Arbe Robotics Ltd (ARBE) is not a good buy right now for a beginner long-term investor with $50,000-$100,000 to deploy. The stock is close to flat on the session but remains in a weak technical structure, with bearish moving averages and no strong proprietary buy signal. While analyst sentiment is positive and options activity leans bullish, the lack of recent news, lack of financial visibility, and absence of insider or congress buying keep this from being a clear long-term buy today. My direct view: hold, not buy.
ARBE shows mixed short-term momentum but a still-bearish trend overall. The MACD histogram is slightly positive and expanding, which suggests improving momentum, but RSI_6 at 50.13 is neutral and does not confirm a strong breakout. The moving average setup is bearish, with SMA_200 above SMA_20 above SMA_5, indicating the broader trend is still weak. Price is currently around 0.784, below resistance at 0.86 and above pivot support at 0.757, with stronger support at 0.655. The pattern-based outlook is also soft, with a projected -1.5% next week and only +1.5% over the next month.

Analyst sentiment remains positive, with Canaccord raising the price target to $1.50 from $1.25 and keeping a Buy rating. The firm highlighted ARBE's progress beyond just automotive chips and repeat orders from robotaxi companies for Phoenix radar, which is a meaningful commercial validation. Options data is also bullish, suggesting traders are positioning for upside.

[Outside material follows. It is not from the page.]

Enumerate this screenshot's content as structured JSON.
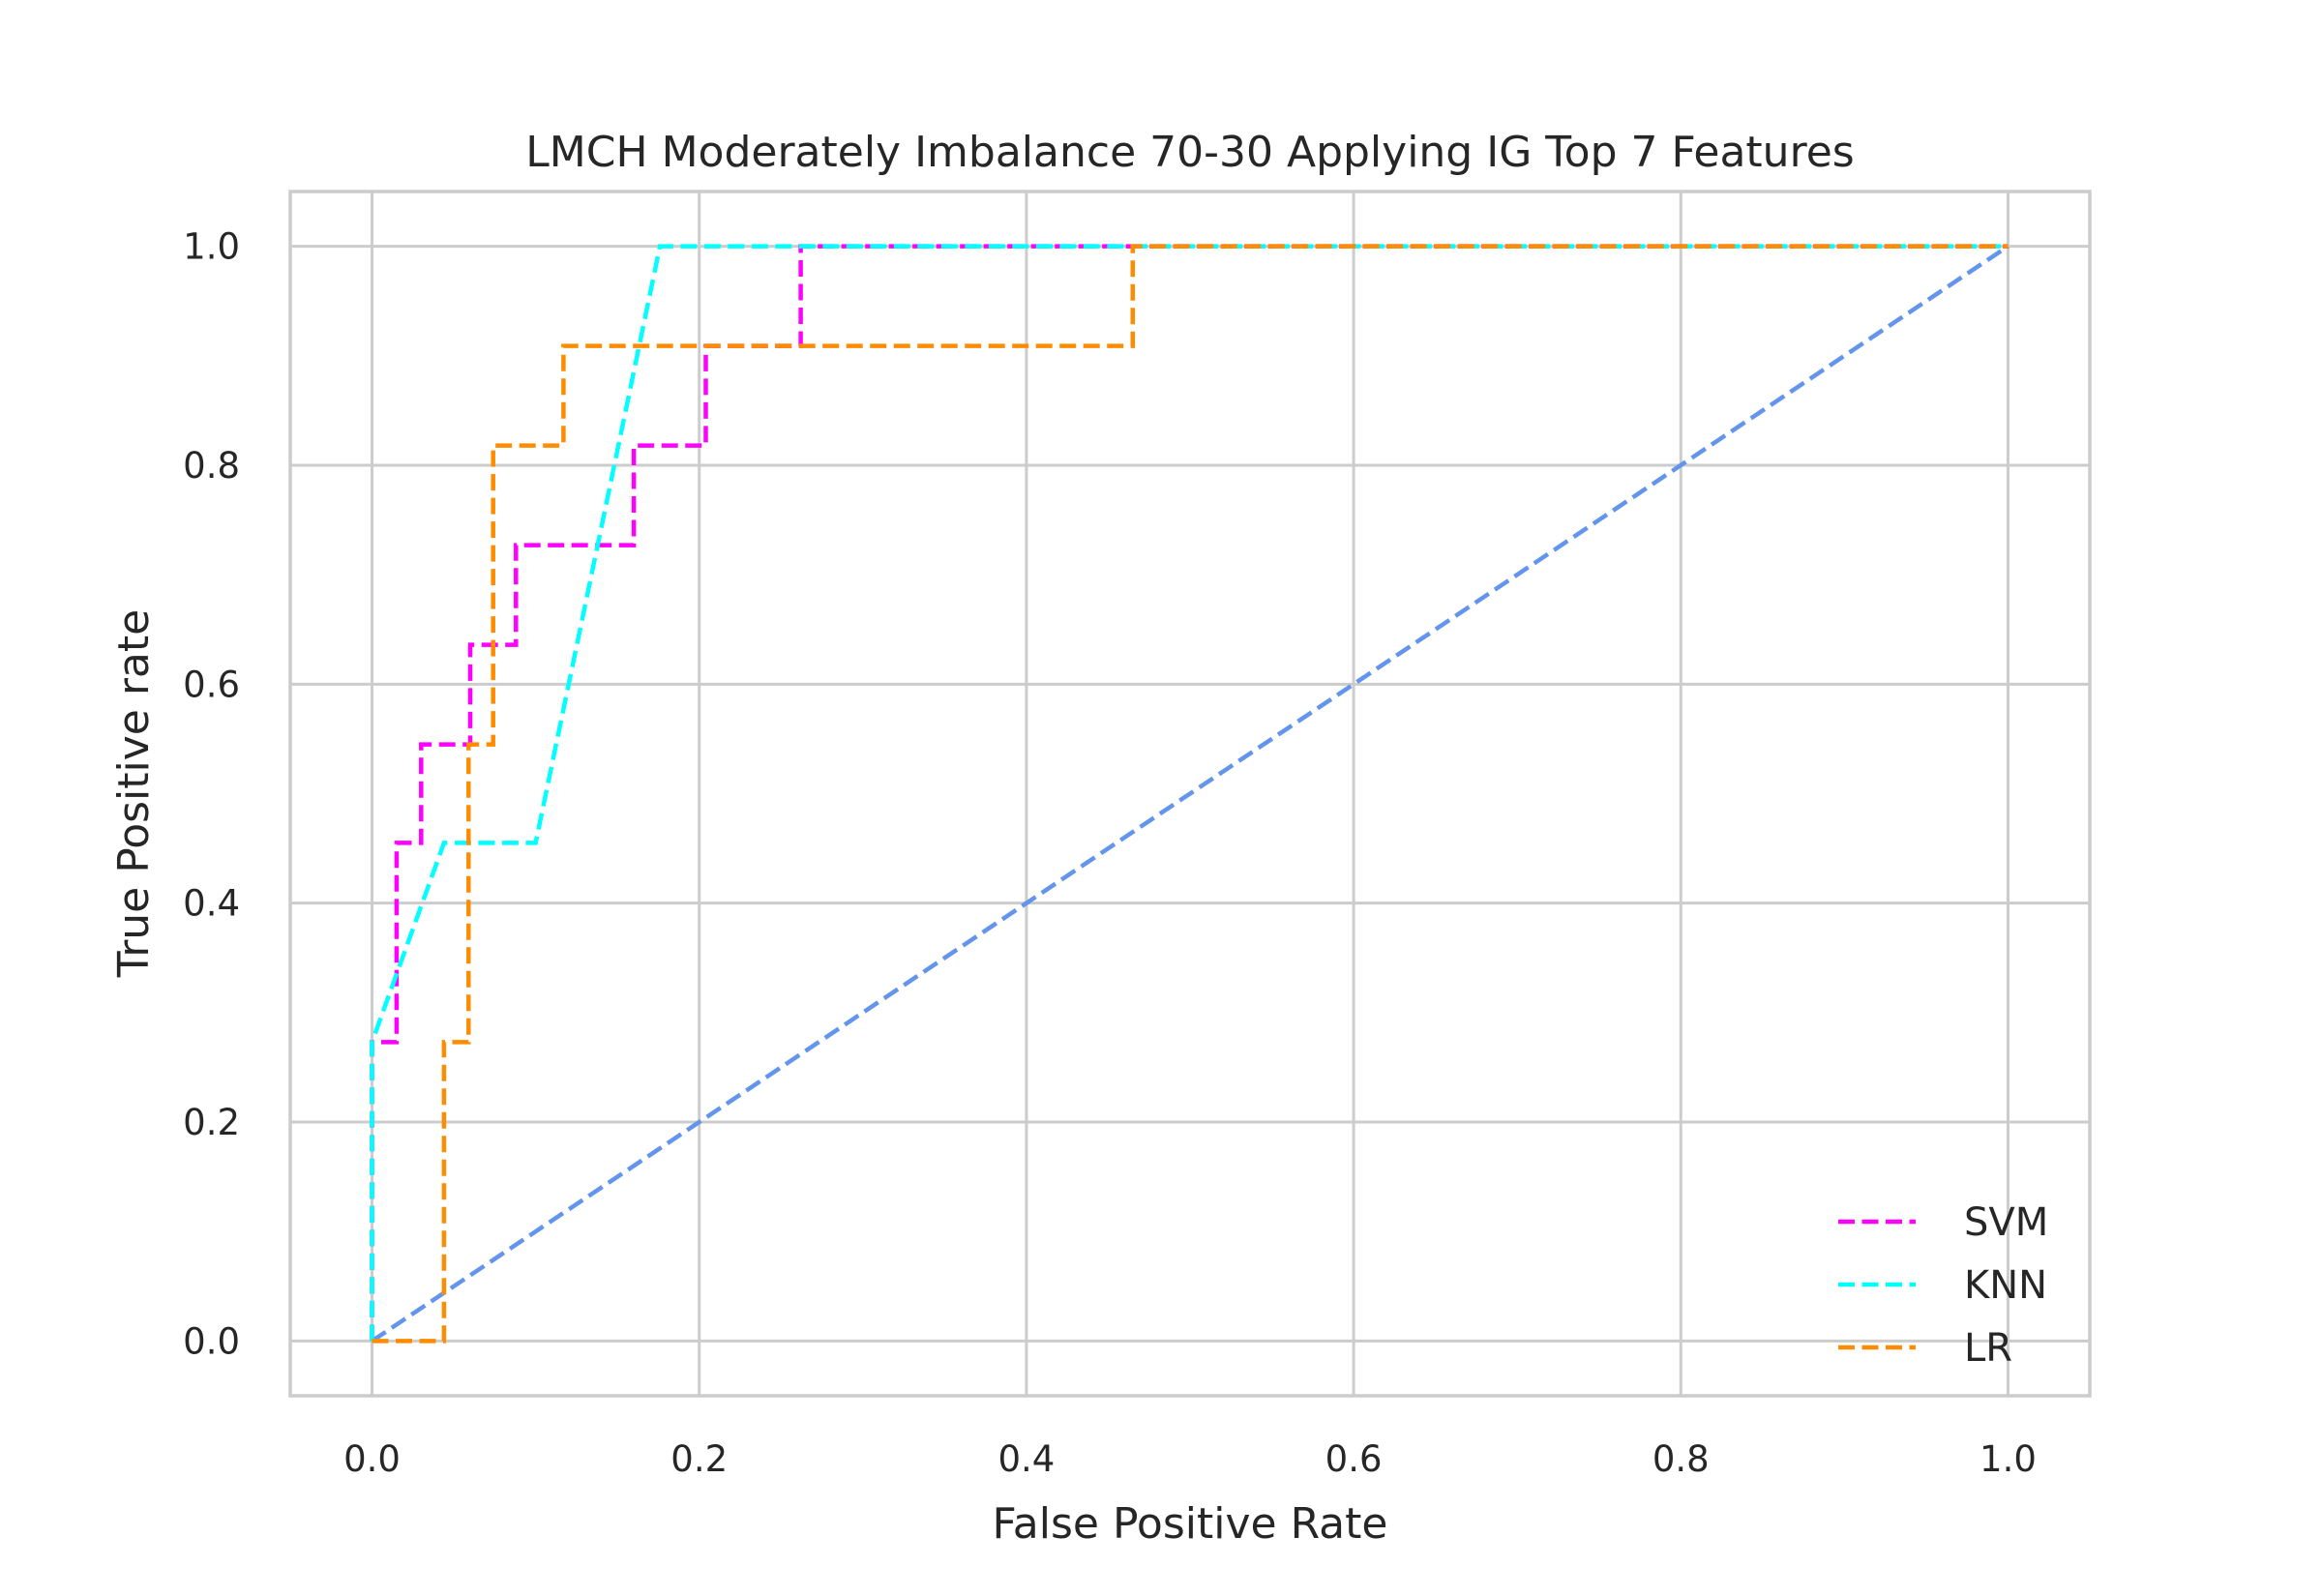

No news was reported in the recent week, so there is no fresh catalyst currently driving the stock. Technical trend remains bearish on the moving averages, and the stock recently showed a -6.55% regular market change. Hedge funds and insiders are both neutral with no meaningful buying trend. There is no congress trading activity to support a bullish case, and financial snapshot data was unavailable, limiting confidence in the long-term fundamentals.
Financial data was not available due to an error in the snapshot, so latest-quarter revenue or profitability trends cannot be assessed. The only fundamental clue provided is analyst commentary that in 1Q26 management focused on business growth and expanding beyond automotive chips, which is strategically positive, but not enough to confirm strong financial execution.
Recent analyst action is positive: on 2026-05-29, Canaccord raised the price target to $1.50 from $1.25 and reiterated a Buy rating. The Street view is constructive on the upside potential, especially around robotaxi demand and Phoenix radar repeat orders. On the pro side, analysts see business expansion and commercialization progress. On the con side, there is still limited evidence in the provided data of sustained fundamental acceleration, and there are no additional recent upgrades or broad analyst momentum shown.